Die fleißige Biene hat das gestrige Update wieder wettgemacht. Stimmt ab, stimmt ab, kommt vorbei...
Band Zwei: Der Wind hinterlässt eine Spur, Kapitel Siebzehn: Wiedersehen (Teil Vier)
Als Murong Lianyun zu Mo Xibeis Haus zurücktaumelte, war es bereits stockdunkel. Der Hof war hell erleuchtet, das Licht war schon von Weitem zu sehen. Plötzlich wollte sie nicht mehr über die Mauer klettern; das Gefühl war zu stark. Außerdem hatte sie wirklich keine Kraft mehr.
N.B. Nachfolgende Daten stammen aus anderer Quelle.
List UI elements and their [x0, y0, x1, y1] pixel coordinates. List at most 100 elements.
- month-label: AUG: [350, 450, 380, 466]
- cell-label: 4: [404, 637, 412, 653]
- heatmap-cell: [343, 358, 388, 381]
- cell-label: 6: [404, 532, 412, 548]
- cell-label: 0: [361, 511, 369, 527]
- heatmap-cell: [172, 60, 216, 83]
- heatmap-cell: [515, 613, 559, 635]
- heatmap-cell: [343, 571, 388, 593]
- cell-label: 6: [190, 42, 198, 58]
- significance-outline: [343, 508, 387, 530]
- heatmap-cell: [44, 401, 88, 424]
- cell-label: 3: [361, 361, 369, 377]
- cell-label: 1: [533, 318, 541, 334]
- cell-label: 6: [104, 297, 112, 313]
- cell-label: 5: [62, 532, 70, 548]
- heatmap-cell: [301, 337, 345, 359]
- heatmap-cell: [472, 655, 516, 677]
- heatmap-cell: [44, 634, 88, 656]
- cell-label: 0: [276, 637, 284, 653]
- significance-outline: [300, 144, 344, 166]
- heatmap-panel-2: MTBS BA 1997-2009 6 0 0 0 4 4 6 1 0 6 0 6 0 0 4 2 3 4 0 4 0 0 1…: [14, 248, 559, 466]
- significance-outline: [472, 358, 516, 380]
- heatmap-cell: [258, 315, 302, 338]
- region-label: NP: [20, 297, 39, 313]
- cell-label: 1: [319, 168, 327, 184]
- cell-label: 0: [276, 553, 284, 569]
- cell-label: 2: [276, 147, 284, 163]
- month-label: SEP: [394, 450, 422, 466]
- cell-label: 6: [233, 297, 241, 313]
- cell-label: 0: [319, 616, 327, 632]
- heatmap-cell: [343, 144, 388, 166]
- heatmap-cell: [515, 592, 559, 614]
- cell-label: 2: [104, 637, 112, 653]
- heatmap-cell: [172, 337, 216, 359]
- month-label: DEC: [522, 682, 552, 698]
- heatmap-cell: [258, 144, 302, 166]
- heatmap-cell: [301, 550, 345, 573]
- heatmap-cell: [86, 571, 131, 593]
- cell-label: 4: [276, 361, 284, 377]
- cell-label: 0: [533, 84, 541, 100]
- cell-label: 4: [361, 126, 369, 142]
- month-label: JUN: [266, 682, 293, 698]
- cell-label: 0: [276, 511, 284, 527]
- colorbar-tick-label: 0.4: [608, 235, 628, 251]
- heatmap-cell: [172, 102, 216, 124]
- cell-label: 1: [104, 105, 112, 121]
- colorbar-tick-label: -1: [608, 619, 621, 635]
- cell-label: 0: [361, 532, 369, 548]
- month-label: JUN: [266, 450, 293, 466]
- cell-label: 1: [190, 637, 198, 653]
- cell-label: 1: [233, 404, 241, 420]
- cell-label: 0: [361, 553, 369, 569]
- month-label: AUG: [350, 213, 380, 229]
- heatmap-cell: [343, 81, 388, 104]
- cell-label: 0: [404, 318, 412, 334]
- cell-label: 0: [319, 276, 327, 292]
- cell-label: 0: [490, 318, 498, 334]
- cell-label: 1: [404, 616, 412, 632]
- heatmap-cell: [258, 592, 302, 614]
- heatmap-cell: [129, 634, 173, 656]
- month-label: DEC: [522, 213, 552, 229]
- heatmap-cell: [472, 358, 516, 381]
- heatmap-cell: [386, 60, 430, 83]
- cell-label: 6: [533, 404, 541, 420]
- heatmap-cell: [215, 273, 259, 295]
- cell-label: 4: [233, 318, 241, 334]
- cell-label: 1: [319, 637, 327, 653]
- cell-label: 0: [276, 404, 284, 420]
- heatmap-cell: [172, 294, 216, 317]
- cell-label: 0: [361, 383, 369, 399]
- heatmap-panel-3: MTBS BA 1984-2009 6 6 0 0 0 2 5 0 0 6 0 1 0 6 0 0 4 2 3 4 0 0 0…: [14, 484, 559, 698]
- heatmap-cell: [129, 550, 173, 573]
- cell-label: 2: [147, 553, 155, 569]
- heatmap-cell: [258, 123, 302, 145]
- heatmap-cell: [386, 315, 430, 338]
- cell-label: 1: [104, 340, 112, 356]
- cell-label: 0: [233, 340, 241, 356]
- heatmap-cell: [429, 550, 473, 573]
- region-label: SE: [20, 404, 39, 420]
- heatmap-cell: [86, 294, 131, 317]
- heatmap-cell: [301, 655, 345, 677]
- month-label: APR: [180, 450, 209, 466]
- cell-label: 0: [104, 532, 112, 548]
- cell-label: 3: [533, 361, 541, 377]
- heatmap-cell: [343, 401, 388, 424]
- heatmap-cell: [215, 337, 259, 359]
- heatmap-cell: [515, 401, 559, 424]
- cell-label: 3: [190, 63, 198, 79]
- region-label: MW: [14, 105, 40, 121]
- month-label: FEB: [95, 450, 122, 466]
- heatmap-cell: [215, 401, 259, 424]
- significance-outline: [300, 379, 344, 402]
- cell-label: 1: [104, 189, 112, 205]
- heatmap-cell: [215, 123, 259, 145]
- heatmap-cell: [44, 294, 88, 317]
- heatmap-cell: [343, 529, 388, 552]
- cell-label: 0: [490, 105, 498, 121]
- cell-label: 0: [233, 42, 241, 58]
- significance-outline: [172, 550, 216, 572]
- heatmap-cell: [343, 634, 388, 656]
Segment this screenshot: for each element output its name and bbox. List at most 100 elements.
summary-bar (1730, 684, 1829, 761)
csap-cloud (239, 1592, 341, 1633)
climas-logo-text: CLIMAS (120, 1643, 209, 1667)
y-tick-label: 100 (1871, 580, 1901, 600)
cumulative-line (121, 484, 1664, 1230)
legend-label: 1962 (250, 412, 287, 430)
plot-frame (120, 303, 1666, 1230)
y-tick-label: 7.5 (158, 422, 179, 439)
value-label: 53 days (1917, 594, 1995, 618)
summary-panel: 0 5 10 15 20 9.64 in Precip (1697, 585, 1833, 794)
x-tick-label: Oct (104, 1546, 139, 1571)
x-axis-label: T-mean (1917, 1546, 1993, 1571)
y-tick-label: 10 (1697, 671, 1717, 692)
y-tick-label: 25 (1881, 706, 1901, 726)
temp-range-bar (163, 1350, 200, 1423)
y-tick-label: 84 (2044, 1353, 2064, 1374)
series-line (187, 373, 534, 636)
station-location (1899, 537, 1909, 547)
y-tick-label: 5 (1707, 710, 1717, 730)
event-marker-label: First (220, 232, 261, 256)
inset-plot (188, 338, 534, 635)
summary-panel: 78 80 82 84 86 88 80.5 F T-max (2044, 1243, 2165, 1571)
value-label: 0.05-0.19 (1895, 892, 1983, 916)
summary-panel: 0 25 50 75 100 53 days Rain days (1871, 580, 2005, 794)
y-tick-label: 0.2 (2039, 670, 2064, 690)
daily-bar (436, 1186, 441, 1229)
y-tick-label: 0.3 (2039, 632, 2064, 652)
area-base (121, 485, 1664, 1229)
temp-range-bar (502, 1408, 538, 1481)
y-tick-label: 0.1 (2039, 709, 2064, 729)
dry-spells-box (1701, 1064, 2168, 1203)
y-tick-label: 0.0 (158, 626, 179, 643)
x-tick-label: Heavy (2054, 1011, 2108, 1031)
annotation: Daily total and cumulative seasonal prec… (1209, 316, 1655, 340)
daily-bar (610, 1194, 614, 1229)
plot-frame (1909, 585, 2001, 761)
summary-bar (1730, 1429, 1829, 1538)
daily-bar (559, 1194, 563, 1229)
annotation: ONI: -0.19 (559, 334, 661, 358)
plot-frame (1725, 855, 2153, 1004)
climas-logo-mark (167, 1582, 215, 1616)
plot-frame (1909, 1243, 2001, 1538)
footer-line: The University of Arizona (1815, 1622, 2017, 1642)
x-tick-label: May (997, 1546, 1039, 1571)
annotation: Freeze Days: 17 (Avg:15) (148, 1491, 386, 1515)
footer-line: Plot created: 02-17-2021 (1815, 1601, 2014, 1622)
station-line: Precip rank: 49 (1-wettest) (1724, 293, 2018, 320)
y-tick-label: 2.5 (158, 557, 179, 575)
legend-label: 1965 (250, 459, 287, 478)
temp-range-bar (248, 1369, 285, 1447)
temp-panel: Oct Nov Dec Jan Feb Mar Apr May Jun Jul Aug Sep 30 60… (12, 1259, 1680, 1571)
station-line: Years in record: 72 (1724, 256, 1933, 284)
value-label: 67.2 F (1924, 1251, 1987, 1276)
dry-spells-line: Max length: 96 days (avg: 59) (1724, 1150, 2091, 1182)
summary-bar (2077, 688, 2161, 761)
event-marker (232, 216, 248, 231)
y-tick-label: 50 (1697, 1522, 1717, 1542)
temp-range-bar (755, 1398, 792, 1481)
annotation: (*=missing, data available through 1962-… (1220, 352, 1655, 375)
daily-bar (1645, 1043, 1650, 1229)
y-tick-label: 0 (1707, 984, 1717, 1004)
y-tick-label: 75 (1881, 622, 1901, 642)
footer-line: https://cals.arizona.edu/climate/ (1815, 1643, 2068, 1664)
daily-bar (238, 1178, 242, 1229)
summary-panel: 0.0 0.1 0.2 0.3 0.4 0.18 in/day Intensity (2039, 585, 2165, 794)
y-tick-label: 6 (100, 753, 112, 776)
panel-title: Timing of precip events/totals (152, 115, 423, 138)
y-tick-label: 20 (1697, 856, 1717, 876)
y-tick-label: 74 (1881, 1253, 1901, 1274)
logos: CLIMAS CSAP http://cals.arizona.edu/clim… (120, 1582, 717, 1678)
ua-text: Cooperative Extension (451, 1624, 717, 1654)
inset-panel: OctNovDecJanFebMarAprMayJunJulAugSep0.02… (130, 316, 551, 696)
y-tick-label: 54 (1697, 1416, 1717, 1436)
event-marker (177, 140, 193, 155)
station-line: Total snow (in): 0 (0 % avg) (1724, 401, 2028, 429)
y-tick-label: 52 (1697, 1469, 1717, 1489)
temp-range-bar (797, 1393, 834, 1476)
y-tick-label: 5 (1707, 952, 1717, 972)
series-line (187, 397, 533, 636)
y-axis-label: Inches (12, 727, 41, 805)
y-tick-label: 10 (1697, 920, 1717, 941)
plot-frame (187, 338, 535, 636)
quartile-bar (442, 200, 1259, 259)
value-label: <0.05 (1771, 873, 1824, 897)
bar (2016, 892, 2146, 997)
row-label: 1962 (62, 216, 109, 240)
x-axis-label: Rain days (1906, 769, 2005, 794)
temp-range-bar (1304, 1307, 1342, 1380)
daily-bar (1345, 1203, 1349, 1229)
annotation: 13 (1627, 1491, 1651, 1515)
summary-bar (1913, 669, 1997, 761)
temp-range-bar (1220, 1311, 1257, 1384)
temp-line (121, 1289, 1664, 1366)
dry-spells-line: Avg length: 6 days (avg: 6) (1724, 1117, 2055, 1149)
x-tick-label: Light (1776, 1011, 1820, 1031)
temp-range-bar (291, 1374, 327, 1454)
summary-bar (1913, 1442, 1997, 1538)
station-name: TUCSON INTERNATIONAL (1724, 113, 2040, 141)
Der junge Meister Zhu war gutaussehend und kultiviert, doch wer hätte ahnen können, wie furchterregend dieser scheinbar sanfte und gutaussehende Mann in Wahrheit war, sobald er im Bett lag? Murong Lianyun wagte es nicht, sich daran zu erinnern, wie unterwürfig und kriecherisch sie sich in den letzten Tagen verhalten hatte, abgesehen von der ersten Nacht, in der er noch ein wenig Mitleid empfunden hatte, um auch nur ein Lächeln auf seinen Lippen zu sehen.